𝗨𝗠 𝗕𝗥𝗘𝗩𝗘 𝗥𝗘𝗦𝗨𝗠𝗢 : Vinda de um recife distante da terra e longe dos perigos humanos, os Özak foram um coven que tinha sua própria religião. Acreditavam que vinham da espuma do mar e voltariam e ser ela quando morressem ou ficassem sozinhos. Mais tarde foram todos emboscados com embarcações e o coven se extinguiu, sobrando apenas Anivia, que fugiu para longe ainda sendo perseguida. Foi acolhida por um vampiro e por ele criou um vínculo irreparável. Ele a prometeu uma vida de força sendo meio vampira e meio sereiana, mas isso nunca aconteceu. Casaram-se e décadas mais tarde ela ainda insistia nesse desejo, até desvincular-se desse sonho longínquo. Anivia passou a cuidar de si mesma, de seus prazeres e independência profissional, e considerava que deitar-se com terceiros fora de seu casamento não era nada comparado com a traição que sofreu e sofria por parte de seu marido: da palavra não cumprida. Na carcaça de uma sonhadora agora vivia uma mulher frígida, capaz de ser fiel às suas próprias ambições não importa quem machuque no caminho.
𓍢 ・ 🌊 ﹛ 𝐇𝐄𝐀𝐃𝐂𝐀𝐍𝐎𝐍𝐒 ﹜
Özak é todo meio bruxo com cauda que crê no inferno sereiano. Da espuma do mar vieram, para espuma voltarão a ser. Reza a lenda que esse povo é a aberração da aberração. Muitos eram capturados para serem estudados por bruxas superiores, mas viraram nômades em um recife distante da praia. Preferiam viver em alto mar sem nunca pisar na terra ao invés de serem colocados em perigo novamente, até porque transformavam suas escamas derretidas em joias e qualquer ricaço no mundo pagaria muito para ter algo duradouro, exclusivo e que também atraísse olhares.

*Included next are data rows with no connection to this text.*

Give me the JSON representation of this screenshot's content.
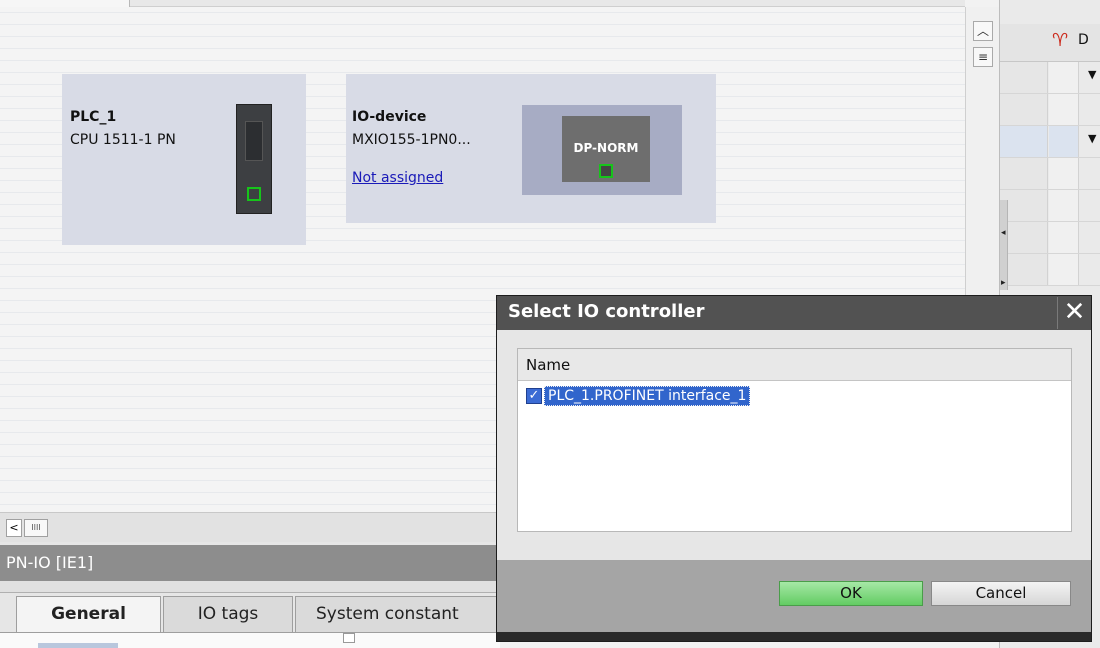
{
  "canvas": {
    "plc": {
      "name": "PLC_1",
      "type": "CPU 1511-1 PN"
    },
    "io_device": {
      "name": "IO-device",
      "type": "MXIO155-1PN0...",
      "link": "Not assigned",
      "icon_label": "DP-NORM"
    }
  },
  "right_panel": {
    "header_icon": "tag-icon",
    "header_col": "D"
  },
  "inspector": {
    "title": "PN-IO [IE1]",
    "tabs": [
      {
        "label": "General"
      },
      {
        "label": "IO tags"
      },
      {
        "label": "System constant"
      }
    ]
  },
  "dialog": {
    "title": "Select IO controller",
    "close_glyph": "✕",
    "list_header": "Name",
    "items": [
      {
        "label": "PLC_1.PROFINET interface_1",
        "checked": true
      }
    ],
    "ok_label": "OK",
    "cancel_label": "Cancel"
  },
  "scroll": {
    "thumb_glyph": "IIII",
    "left_glyph": "<"
  },
  "colors": {
    "dialog_title": "#525252",
    "ok_button": "#63cc63",
    "selection": "#3165cc",
    "link": "#1a1ab8"
  }
}
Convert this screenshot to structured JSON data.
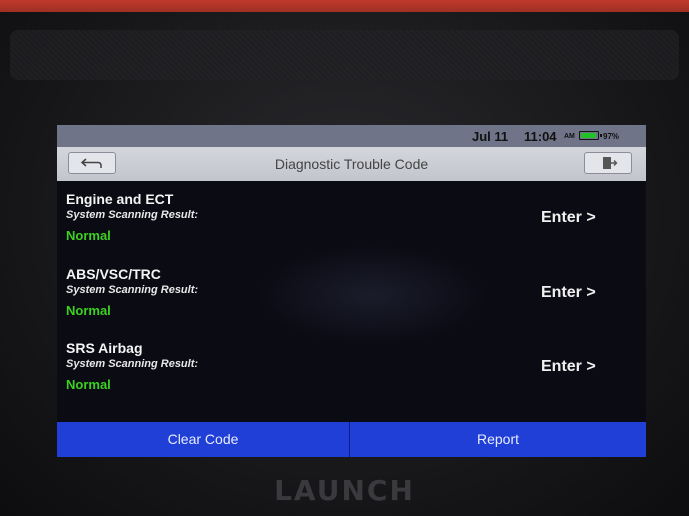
{
  "status_bar": {
    "date": "Jul 11",
    "time": "11:04",
    "ampm": "AM",
    "battery": "97%",
    "battery_color": "#22c12a"
  },
  "header": {
    "title": "Diagnostic Trouble Code",
    "back_icon": "back-arrow-icon",
    "exit_icon": "exit-icon"
  },
  "systems": [
    {
      "name": "Engine and ECT",
      "label": "System Scanning Result:",
      "status": "Normal",
      "action": "Enter >"
    },
    {
      "name": "ABS/VSC/TRC",
      "label": "System Scanning Result:",
      "status": "Normal",
      "action": "Enter >"
    },
    {
      "name": "SRS Airbag",
      "label": "System Scanning Result:",
      "status": "Normal",
      "action": "Enter >"
    }
  ],
  "footer": {
    "clear_code": "Clear Code",
    "report": "Report"
  },
  "colors": {
    "status_normal": "#3bd11f",
    "action_bar": "#1f3fd6"
  },
  "brand": "LAUNCH"
}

Para cada irmão ou irmã caído nas mãos humanas, uma embarcação era afundada e todos a bordo eram devorados. Era assim que os Özak cumpriam com a regra de seu coven: nenhum sereiano podia viver sozinho, do contrário viraria espuma do mar, e para aqueles que perdessem alguém, deviam entregar sacrifícios humanos para o Deus Marítimo, ou, também, tornariam-se espuma. Para uma espécie tão regrada e centrada em sua religiosidade, existia Anivia, uma jovem curiosa, mas também bastante medrosa. Ela seguia com afinco tudo que era mandado e da última vez que tentou fugir dos trilhos, fora gravemente punida com o terror de quase ter sido capturada.
Passado um bom tempo em viagens, os nômades foram descobertos por embarcações e estas destruíram quase todo o coven, partindo sereianos ao meio para ficarem com suas caudas. O massacre aconteceu, porém, Anivia fugiu para longe, ainda sendo perseguida por dias até cansar e ser acolhida por um homem misterioso. Sentia seu cheiro diferente, mas não podia dizer o quê era, tampouco o que queria consigo. Fato é que a proximidade entre ambos cresceu e ela aprendeu muito mais do que esperaria.
Mesmo com a desgraça em mãos, pois, em breve viraria espuma do mar de acordo com as crenças Özak, Anivia fora confortada pelo vampiro de que poderia ser muito mais forte do que já era. Uma mestiça. Era provável que esse deleite lhe levasse à morte, mas estava fadada de todo jeito. Esperou, esperou e esperou pela investida do vampiro, mas nada aconteceu. Alguns anos passaram e nada. Ela estava ficando sem esperanças, contudo, sua própria crença lhe provava o contrário do que naturalmente fora ensinada.
Quase uma década depois estavam casados. Ela tinha sido ingênua o bastante para crer que assim seria seu destino, só que já não se importava mais. Estava muito fraca sendo levada para ter uma vida mundana na terra ao lado daquele que a salvou e também enganou, e pouco podia fazer por si mesma senão continuar insistindo. Até que, por fim, cedeu aos próprios desejos. Ora, se ele também usufruía dos benefícios de tê-la, ela faria o mesmo. Pelas costas de seu marido visitava outros homens e mulheres, às vezes castigando aqueles que saíam impunes de crimes ao alimentar-se destes, mesmo após deitar-se com eles, e às vezes apenas fazendo por bel prazer. Voltava para casa sem expectativa, apenas vivendo um dia pós o outro e instaurando seu próprio legado na cidade.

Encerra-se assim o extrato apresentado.